Interdire les «mesures de conversion»

Communiqué de presse de TGNS, LOS, Pink Cross, Network, Association faitière Familles arc-en-ciel, et Wybernet

Le Conseil national a accepté le 12 décembre 2022 par 143 voix contre 37 (11 abstentions) une motion de sa commission des affaires juridiques qui demande une interdiction nationale des pratiques de conversion sur les personnes LGBTQ+. Sous le terme mesures de conversion, ou «thérapies de conversion», sont regroupées un ensemble de pratiques visant à modifier l’orientation sexuelle et affective ou l’identité et expression de genre d’une personne, avec le but préétabli de les mettre en conformité avec un modèle cisgenre hétérosexuel.

Le terme «thérapies de conversion» lui-même pose cependant problème, comme le souligne Gaé Colussi, responsable Suisse romande de Pink Cross : « Le terme thérapie est erroné, car ces pratiques ne soignent rien. Au contraire, elles sont la cause d’une grande souffrance pour les personnes qui les subissent ! C’est pourquoi nous préférons parler d’interventions, de mesures ou de tentatives, d’autant qu’elles ne fonctionnent pas. »

La Suisse n’est pas épargnée par le phénomène, comme en ont témoigné diverses recherches et enquêtes journalistiques récentes.
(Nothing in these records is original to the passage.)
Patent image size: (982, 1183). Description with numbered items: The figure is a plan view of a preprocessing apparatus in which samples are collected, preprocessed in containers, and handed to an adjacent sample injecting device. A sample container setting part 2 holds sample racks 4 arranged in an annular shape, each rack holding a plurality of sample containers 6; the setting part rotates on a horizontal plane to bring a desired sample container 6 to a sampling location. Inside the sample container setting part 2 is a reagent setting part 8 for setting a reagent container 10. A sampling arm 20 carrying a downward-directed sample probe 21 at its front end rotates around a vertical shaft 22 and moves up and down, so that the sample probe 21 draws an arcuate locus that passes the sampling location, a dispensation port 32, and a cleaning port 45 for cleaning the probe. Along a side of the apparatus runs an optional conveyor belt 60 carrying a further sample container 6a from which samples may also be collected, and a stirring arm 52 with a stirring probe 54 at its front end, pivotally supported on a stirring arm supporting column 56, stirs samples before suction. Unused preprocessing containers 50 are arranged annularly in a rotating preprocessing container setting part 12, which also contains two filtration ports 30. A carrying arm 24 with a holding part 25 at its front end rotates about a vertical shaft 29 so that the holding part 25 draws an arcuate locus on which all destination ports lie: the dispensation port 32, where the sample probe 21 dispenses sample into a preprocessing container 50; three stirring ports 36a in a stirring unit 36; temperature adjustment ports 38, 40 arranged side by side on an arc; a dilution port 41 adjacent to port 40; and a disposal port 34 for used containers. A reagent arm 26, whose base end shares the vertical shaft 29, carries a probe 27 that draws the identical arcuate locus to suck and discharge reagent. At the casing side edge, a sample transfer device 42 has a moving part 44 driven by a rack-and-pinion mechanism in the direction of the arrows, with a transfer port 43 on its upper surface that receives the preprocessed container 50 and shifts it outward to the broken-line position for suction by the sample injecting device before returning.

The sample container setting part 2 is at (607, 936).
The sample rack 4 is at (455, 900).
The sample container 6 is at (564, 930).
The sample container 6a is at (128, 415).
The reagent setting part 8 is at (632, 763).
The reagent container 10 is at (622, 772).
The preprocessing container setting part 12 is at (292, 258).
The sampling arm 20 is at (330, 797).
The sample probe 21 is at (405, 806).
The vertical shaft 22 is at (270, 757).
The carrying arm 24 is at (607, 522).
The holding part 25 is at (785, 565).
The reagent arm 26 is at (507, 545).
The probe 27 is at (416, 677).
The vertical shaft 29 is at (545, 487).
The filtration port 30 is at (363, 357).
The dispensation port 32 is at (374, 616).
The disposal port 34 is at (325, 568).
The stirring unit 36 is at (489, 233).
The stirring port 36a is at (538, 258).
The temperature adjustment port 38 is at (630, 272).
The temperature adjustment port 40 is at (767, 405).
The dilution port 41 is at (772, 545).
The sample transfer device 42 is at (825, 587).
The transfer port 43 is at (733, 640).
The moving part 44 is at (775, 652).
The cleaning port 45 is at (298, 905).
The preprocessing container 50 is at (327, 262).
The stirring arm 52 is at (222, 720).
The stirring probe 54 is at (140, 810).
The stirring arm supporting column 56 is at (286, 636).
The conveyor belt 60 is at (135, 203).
Et alors que plusieurs États ont interdit ces pratiques ou se préparent à le faire, la Suisse est pour l’heure à la traîne. « Nous demandons l’interdiction pénale de ces pratiques ainsi qu’un régime de sanctions contre les personnes qui les exercent, les diffusent ou les promeuvent, car elles ont des conséquences graves sur la santé psychique des personnes qui les subissent, et seule une interdiction pénale couvrirait tous les cas.» relève Alecs Recher, responsable pour le conseil juridique et le plaidoyer chez TGNS. « Le Conseil national a enfin reconnu qu’il était temps d’agir. Il donne ainsi un signal clair : la Suisse ne peut plus faire comme si ces pratiques n’existaient pas » souligne Muriel Waeger, co-directrice générale de l’Organisation suisse des lesbiennes (LOS), soulagée par l’acceptation par le Conseil national.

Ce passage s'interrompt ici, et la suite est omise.